I love cold salad and this chicken potato salad turned out the best. A quick and easy to make with simple ingredients. Chicken Potato Salad is a great side dish for any get together and for any holiday. Make this simple chicken potato salad recipe that the whole family will surely enjoy! Give this easy recipe a try or save this recipe for later use.

Watch the video below on how easy to make this amazing Chicken Potato Salad. Don't forget to check related salad recipes below. Just click on the name link below the pictures to see complete recipes. You can also follow CASA BALUARTE RECIPES on FACEBOOK, YOUTUBE, PINTEREST and INSTAGRAM for more delicious home-cooking recipes and easy to follow cooking videos.

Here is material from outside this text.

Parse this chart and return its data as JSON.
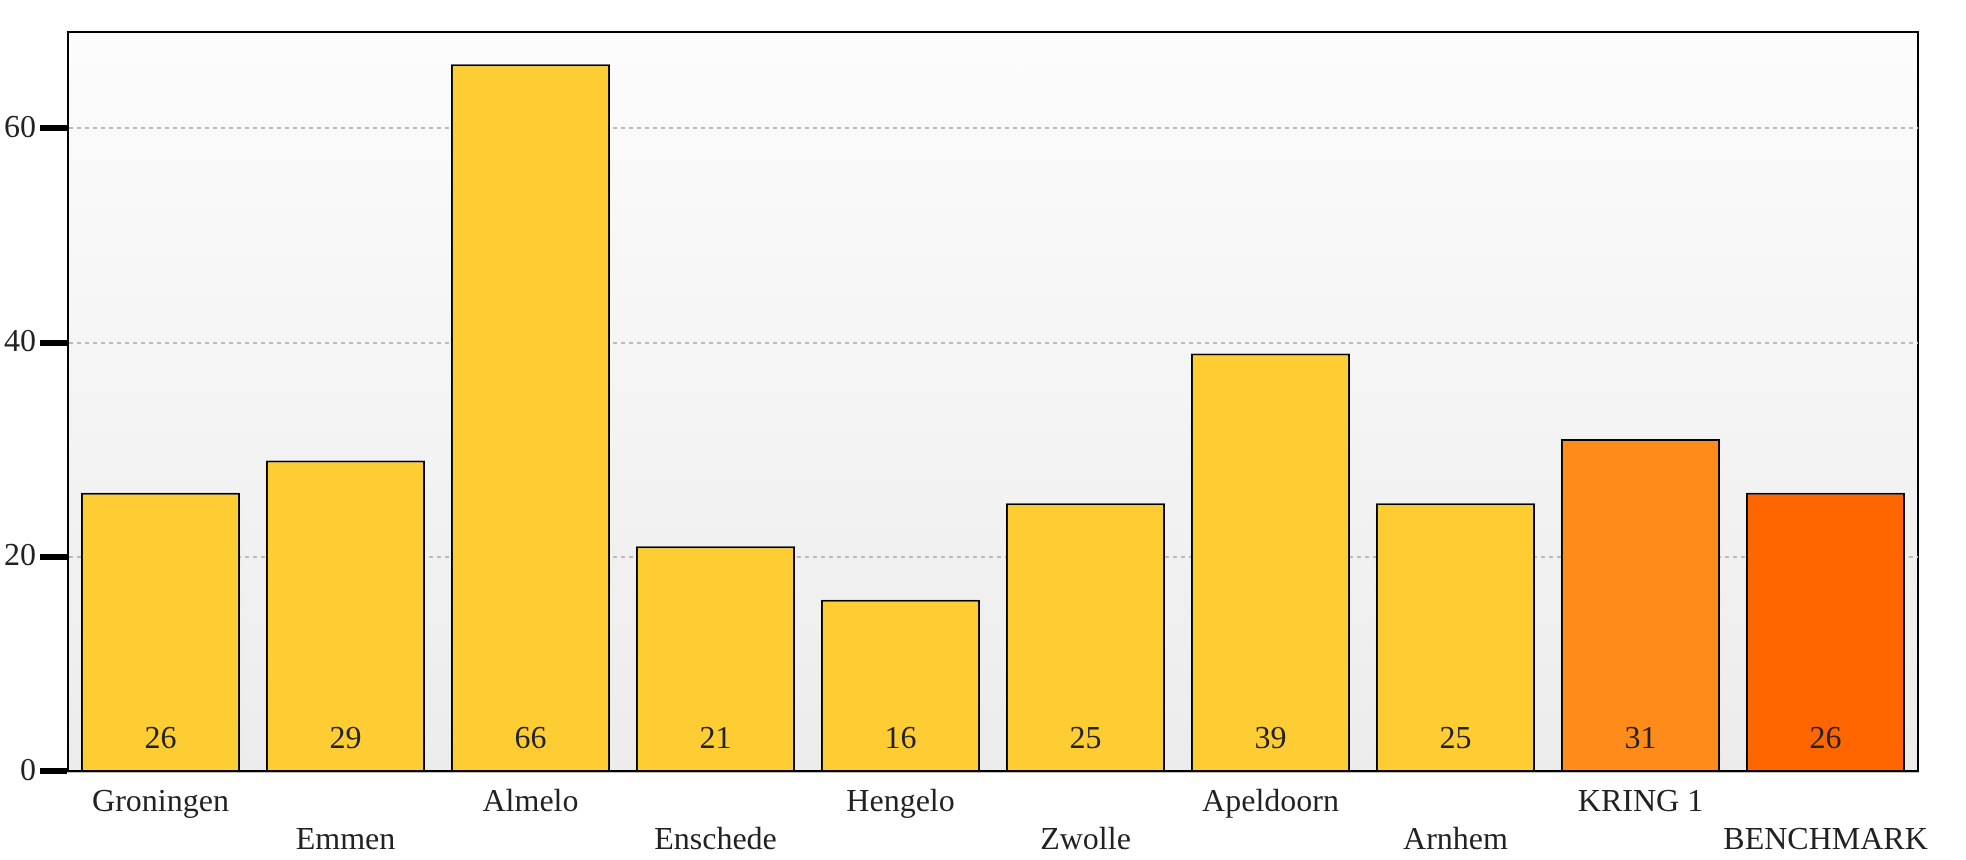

  • 1/2 lb chicken breast, boneless and skinless
  • 1.5 to 2 lbs russet potatoes, cut into 1 inch cubes
  • 1 large carrot, cut into small cubes
  • 1 cup mayonnaise
  • 1/4 cup condensed milk
  • 2 celery stick, diced
  • 1/2 sweet relish, drained
  • 1 cup pineapple tidbits, drained
  • 1 tbsp chopped red bell pepper
  • 1 small onion, chopped
  • 3 hard boiled eggs, sliced or chopped
  • 1/4 tsp ground pepper or to taste
  • 1/2 tsp salt or to taste
  • a pinch of paprika

  1. In a deep pan, add chicken breast and add enough water to cover the chicken. Bring into a quick boil then simmer for 20 minutes or until chicken is cooked through. Remove chicken from pan and allow to cool. Shred chicken breast and set aside. 
  2. Using a clean deep pan, add potatoes and cover with enough water. Bring into a quick boil then simmer for about 15 minutes or until potatoes are tender. Remove potatoes from the pan and allow to cool completely. 
  3. Using the same pan with water, add carrots and cook for about a minute or until tender but crisp. Remove carrots from pan and allow to cool completely. 
  4. In a big bowl, combine mayonnaise and condensed milk. Give it a good stir to combine. Add boiled potatoes, boiled carrots, celery, sweet relish, pineapple tidbits, bell peppers, onions, hard boiled eggs and shredded chicken. Season with salt and pepper to taste and a pinch of paprika for extra flavor. 
  5. Gently toss all the ingredients until well combined. Cover bowl and refrigerate for at least 2 hours or better yet chill overnight before serving. Serve as a side dish or even as a snack. Enjoy!